Monday, August 08, 2005

 

Pundit RhetIraq: Andrew Krepinevich

Who: Andrew Krepinevich (Director of the Center for Strategic Assessments)
Source: Findlaw
Quotes: Article excerpts are from an essay published in the journal for Foreign Affairs

"During the Vietnam War, U.S. strategy focused on killing insurgents at the expense of winning hearts and minds.
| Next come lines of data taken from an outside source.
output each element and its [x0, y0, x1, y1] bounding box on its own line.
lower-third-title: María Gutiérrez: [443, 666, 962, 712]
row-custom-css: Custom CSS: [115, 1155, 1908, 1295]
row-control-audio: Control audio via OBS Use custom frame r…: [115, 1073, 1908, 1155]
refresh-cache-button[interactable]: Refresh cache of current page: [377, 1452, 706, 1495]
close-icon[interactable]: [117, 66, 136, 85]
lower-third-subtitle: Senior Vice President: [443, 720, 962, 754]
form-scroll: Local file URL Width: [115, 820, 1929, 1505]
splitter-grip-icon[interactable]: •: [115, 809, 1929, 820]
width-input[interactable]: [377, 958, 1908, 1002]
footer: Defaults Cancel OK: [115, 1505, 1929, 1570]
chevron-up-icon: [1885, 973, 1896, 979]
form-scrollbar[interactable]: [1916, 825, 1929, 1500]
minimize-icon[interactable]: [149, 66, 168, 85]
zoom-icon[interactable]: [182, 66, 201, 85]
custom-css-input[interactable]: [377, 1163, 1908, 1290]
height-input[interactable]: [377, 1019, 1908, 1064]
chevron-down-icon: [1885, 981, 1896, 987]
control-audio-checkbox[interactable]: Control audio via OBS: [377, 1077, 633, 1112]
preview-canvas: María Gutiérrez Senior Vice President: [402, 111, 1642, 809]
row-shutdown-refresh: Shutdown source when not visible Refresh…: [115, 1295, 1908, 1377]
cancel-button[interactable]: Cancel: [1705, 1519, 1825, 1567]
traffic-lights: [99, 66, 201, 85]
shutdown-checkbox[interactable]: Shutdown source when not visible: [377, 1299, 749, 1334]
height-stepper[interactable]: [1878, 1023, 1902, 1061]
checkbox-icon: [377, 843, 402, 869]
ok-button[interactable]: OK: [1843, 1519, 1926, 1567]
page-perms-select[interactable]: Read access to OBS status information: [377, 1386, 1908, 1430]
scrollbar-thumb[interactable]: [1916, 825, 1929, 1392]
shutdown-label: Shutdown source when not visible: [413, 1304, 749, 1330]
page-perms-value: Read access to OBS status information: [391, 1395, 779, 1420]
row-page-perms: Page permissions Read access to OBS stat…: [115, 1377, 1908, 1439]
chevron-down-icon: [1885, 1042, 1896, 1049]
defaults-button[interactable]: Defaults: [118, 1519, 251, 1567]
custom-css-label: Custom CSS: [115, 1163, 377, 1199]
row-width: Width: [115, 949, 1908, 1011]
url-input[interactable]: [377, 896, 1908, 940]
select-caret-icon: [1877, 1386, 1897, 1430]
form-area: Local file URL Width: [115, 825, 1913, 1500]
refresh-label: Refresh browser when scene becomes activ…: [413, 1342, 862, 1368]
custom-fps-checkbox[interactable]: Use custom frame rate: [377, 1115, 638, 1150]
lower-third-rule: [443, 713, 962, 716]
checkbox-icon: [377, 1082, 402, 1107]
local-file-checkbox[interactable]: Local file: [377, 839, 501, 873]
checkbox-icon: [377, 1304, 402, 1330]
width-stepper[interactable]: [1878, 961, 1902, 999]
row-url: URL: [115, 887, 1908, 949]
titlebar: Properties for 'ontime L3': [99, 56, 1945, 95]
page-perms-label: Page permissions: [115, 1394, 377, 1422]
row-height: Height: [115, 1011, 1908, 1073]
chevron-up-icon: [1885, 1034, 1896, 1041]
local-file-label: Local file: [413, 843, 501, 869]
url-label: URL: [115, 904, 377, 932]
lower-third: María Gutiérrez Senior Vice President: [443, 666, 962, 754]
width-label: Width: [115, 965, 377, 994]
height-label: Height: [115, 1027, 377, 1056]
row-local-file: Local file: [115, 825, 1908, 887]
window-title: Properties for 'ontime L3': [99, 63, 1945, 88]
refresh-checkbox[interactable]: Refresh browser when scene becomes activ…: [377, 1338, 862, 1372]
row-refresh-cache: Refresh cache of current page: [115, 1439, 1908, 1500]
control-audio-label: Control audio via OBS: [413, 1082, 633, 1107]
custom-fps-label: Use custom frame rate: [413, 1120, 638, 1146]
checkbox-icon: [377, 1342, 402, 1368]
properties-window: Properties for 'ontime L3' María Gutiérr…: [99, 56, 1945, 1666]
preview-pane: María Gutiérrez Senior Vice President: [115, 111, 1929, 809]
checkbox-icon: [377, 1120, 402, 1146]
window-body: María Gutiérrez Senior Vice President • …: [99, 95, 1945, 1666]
This search-and-destroy strategy ultimately failed, but it evidently continues to exert a strong pull on the U.S. military," Krepinevich wrote.

"Even when an attack manages to inflict serious insurgent casualties, there is little or no enduring improvement in security once U.S. forces withdraw from the area," wrote Krepinevich, a former U.S. Army lieutenant colonel who wrote a respected critique of the U.S. counterinsurgency effort in Vietnam.

The war has "overextended the U.S. Army and eroded support for the war among the American public," Krepinevich wrote.

The insurgents, meanwhile, are following a simple but effective strategy of fighting to perpetuate disorder and despair until the U.S. forces leave. After which, Krepinevich believes, they will launch a coup against Iraq's "weak, demoralized regime."

Krepinevich said America's effort in Iraq can only be salvaged with a costly turnaround in U.S. military strategy that requires a long-term commitment to withstand the huge expense and higher rates of U.S. combat deaths.

"If U.S. policy-makers and the American public are unwilling to make such a commitment, they should be prepared to scale down their goals in Iraq significantly," Krepinevich wrote.

Krepinevich's strategy involves winning the hearts and minds of Iraqis by focusing spending, rebuilding and law-enforcement efforts on peaceful areas in Iraq - the largely Shiite Muslim south and Kurdish north.

Krepinevich said the plan would take "at least a decade" to carry out, and cost "hundreds of billions of dollars and will result in longer U.S. casualty rolls."

"But this is the price that the United States must pay if it is to achieve its worthy goals in Iraq," he wrote.

If Americans aren't up to the task, Krepinevich said Washington would have to "leverage its waning influence to outmaneuver the Iranians and Syrians in creating an ally out of Iraq's next despot."